La CROI fondamentalement parlant : des découvertes importantes

publié en ligne : 3 mars 2011

Les symposiums du soir (16h-18h) sont toujours des moments de la conférence américaine où l’on prend le temps d’approfondir les questions de recherche. Mardi, la journée s’est terminée notamment pas un de ces symposiums présentant des découvertes essentielles dans le monde des sciences fondamentales. Mercredi soir, un autre des ces rendez-vous a lui aussi exploré une piste très en pointe, la question de la latence des cellules infectées, autrement dit de la persistance du virus dans le corps des personnes infectées. Les épidémiologistes aussi s’intéressent à la persistance du virus, mais plutôt dans la population. Leur outil de mesure est devenu la « charge virale communautaire », un concept apparemment plus difficile à manier qu’il n’y parait.

Immunité contre virus, quoi de neuf

Après l’excellente présentation en plénière de lundi de Michel Nussenzweig (New-York) sur les anticorps neutralisant à travers leurs implications dans les premiers instants de la réaction immunitaire à un envahisseur comme le VIH, Falk Nimmerjahn (Nuremberg) a poursuivi mardi soir les investigations sur les anticorps en expliquant l’importance de la variabilité des structures moléculaires, non plus des régions variables de ces macromolécules de l’immunité, mais de la branche constante. Ce qui peut paraître très abstrait pour beaucoup de gens non initiés à ces techniques (voir Guide Des Bases Pour Comprendre, partie 2.4.1.2) est en fait un des sujets capitaux pour la recherche vaccinale qui cherche précisément à stimuler l’immunité afin qu’elle produise notamment les anticorps les plus efficaces contre le VIH. Ces nouvelles connaissances très affinées sont donc de toute première importance même si elles se situent très en amont de l’obtention d’un vaccin. Elles sont la concrétisation de la nouvelle donne de la recherche vaccinale prônée il y a quelques années, le retour au fondamental, après divers échecs et montrent la progression de cette voie.

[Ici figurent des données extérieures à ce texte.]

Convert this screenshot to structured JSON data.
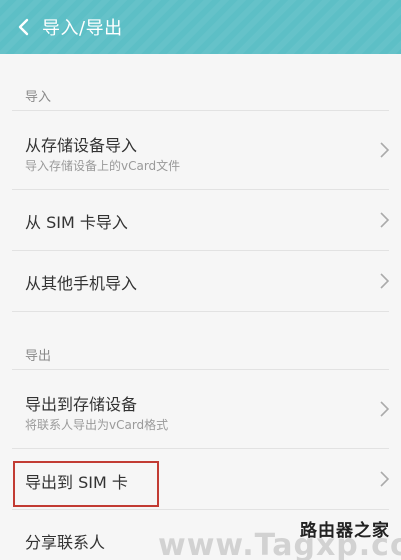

Mary Carrington, quant à elle, a fait écho à la présentation d’ouverture de la conférence de Bryan Cullen à propos des micro-RNA en proposant une première dans ce domaine. Ses résultats de recherche montraient pour la première fois un mécanisme contrôlant l’expression d’un gène du système HLA par des micro-RNA. Précisément, ses travaux l’ont conduit à analyser la manière dont une famille de miRNA contrôle l’expression des molécules HLA-C du complexe majeur d’histocompatibilité (voir Guide Des Bases Pour Comprendre, partie 2.4.2) dont on sait à travers les recherches en génétique qu’elles contribuent à moduler la qualité de la réponse immunitaire contre les virus en général et le VIH en particulier. Ces résultats mettent en lumière d’une part le fait que la sélection d’HLA-C est gouvernée par une faible barrière génétique, d’une seule base, qui rend l’expression du gène de ces molécules sensible aux miRNA spécifiques. D’autre part, Mary Carrington a résumé l’ensemble des mécanismes de protection contre le VIH liés à une expression élevée de HLA-C : elle renforce la présentation des peptides viraux aux lymphocytes tueurs (CTL), renforçant par conséquent la réponse adaptative, elle contribue à l’activité des cellules tueuses NK de l’immunité innée, elle contribue à réduire la pathogénicité du VIH en participant à la régulation de l’activation immunitaire.

Parmi les découvertes récentes sur la pathogenèse du VIH figure la protéine Tetherin. C’est un mécanisme de défense antiviral de nos cellules qui consiste en une sorte d’ancre d’amarrage empêchant le relargage des virus produits par une cellule. Or, le VIH, comme d’autres lentivirus, possède des défenses contre ce mécanisme. David Evans a étudié l’adaptation des mécanismes de défenses des lentivirus contre tetherin (voir Guide Des Bases Pour Comprendre, partie 4.3.2). Il a ainsi montré que, d’une espèce à l’autre, le virus a fait évoluer ce mécanisme. Ainsi (voir Guide Des Bases Pour Comprendre, partie 3.1.4), chez les singes, c’est la protéine NEF du SIV qui s’oppose à Tetherin chez certaines espèces. Chez le SIVsmm, le virus des singes Mangabey enfumeurs, ce mécanisme a été dévolu à la protéine d’enveloppe GP41, comme pour le VIH-2 chez l’humain dont le SIVsmm est précurseur. En revanche, le mécanisme développé par le VIH-1 est différent. Sans doute produit lors de l’adaptation du SIVcpz à l’humain, c’est la protéine VPU qui joue le rôle d’anti-tetherin. Cette plasticité extraordinaire montre que l’antagonisme au mécanisme Tetherin constitue une étape cruciale de la réplication virale.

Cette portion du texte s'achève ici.